Photo by Brian Giandelone

Photo by Brian Giandelone

DACULA — The silence in a small Dacula pasture ends as a stroked 4-0 engine roars. A heavily customized black jeep with massive 33-inch tires and an Al-Qaeda Hunting Club bumper sticker tears through the overgrown weeds, kicking up clouds of yellow dust in its wake. Under the 100-degree sun, the jeep bounces up and down and swerves sharply.

The Dacula drivers, Ted Holt and Gary Cann, aren’t out for a leisure ride. They are the founders of Peak Empire Racing, a local off-road racing team. They’re heading to Nevada for the TSCO Vegas to Reno Race that begins on Thursday. It’s the longest off-road race in the United States, giving riders 21 hours to conquer 535 miles of scorching desert terrain.

“It’s going to be epic,” said Ted Holt, a salesman at Lawrenceville’s Klassy Kars.

Peak Empire Racing started in 1993 as a mountain bike racing team before turning its focus to extreme sports and rock crawling. In 2007 the group decided to start off-road racing by competing in the Baja 1000.

“It’s like saying ‘Hey, let’s play football’ and going out and playing in the Super Bowl,” said Cann, a software engineer.

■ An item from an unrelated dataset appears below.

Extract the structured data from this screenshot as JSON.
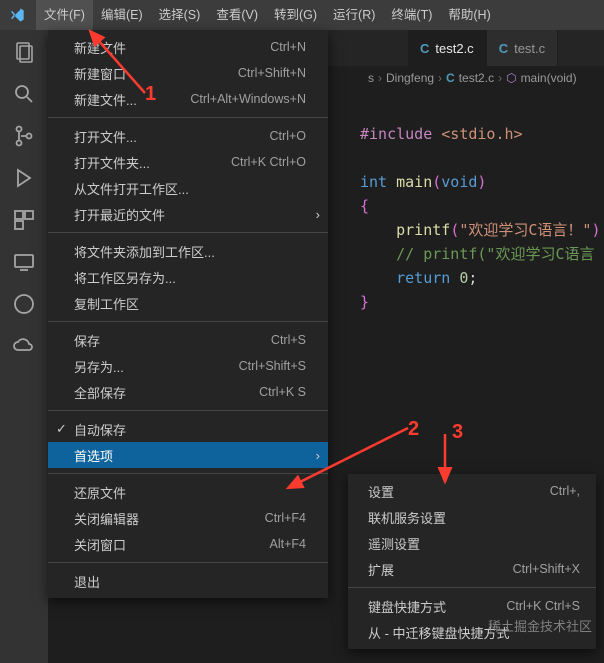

The Baja 1000, a 1,000-mile race in Mexico, is the biggest off-road race in the world. It also ended up being Holt and Cann’s baptism through fire. Three tires blew in an hour and the pair was stranded in the desert for 10 hours. They didn’t finish. But their luck has picked up in other races, including a fourth-place finish in their class in the Parker 425 in Arizona last February.

Holt and Cann grew up in Dacula and played football together in high school. They live a half mile apart and use their homes to work on their jeep and test run it. They used to have a shop in Lawrenceville but closed it after the economy went sour. During the Vegas to Reno, Holt will drive the vehicle while Cann monitors its conditions and navigates using a GPS system.

“He’s been my navigator for the last 30 years, who else would I have with me in the car?” Holt said about Cann.

They’ve used the same car since they started racing in the Baja 1000 in 2007. It was a repo-ed two wheel drive jeep ready to go to the junkyard. They stripped it down and gave it new tires, wheels, transmissions and “all the goodies to go racing.” After each race, the pair kept touching up the jeep, spending more than $50,000 to date.

“It could be a pretty sweet Porsche sitting there,” Cann said.

The two headed to Reno earlier this week.

“Getting to the starting line is the hardest part,” Holt said. “It’s all about the prep and having your ducks in a row before you start.”

Just the fuel to lug the car to and from Nevada costs about $2,000.

But it’s not a rosy road after the race starts. Especially with extreme temperature. In 125-degree heat, lug nuts and suspense bolts can loosen and nitrogen can leak from the shocks. Holt and Cann have to fix anything that goes wrong with their car, so they carry one or two spare parts for everything but the engine. Their six-man support team has to stay in the designated pit stops.

The car isn’t the only one feeling the heat. Wearing full race suits and helmets, off-road racers brace 150- to 175-degree weather by day, and below freezing temperatures by night. They can lose 10 pounds in water weight in a race.

“It’s all about preparation, we exercise and we can get acclimated to heat here in Georgia since its 150,000 degrees every day,” Holt said. They also start hydrating a week in advance and make sure to eat right during the race. “We do what marathon runners do.”

But the drivers say the hardest thing about the race is persevering as people. Even a bouncy, adrenaline-filled ride can get boring — especially at night when all the drivers can see is the little patch of land the headlights show.

“The best thing everyone will see is sunrise,” Holt said. “When the sun comes back up, it gives you renewed life because you can see what’s going on. Or sometimes you see it and you realize you are in the middle of freaking nowhere.”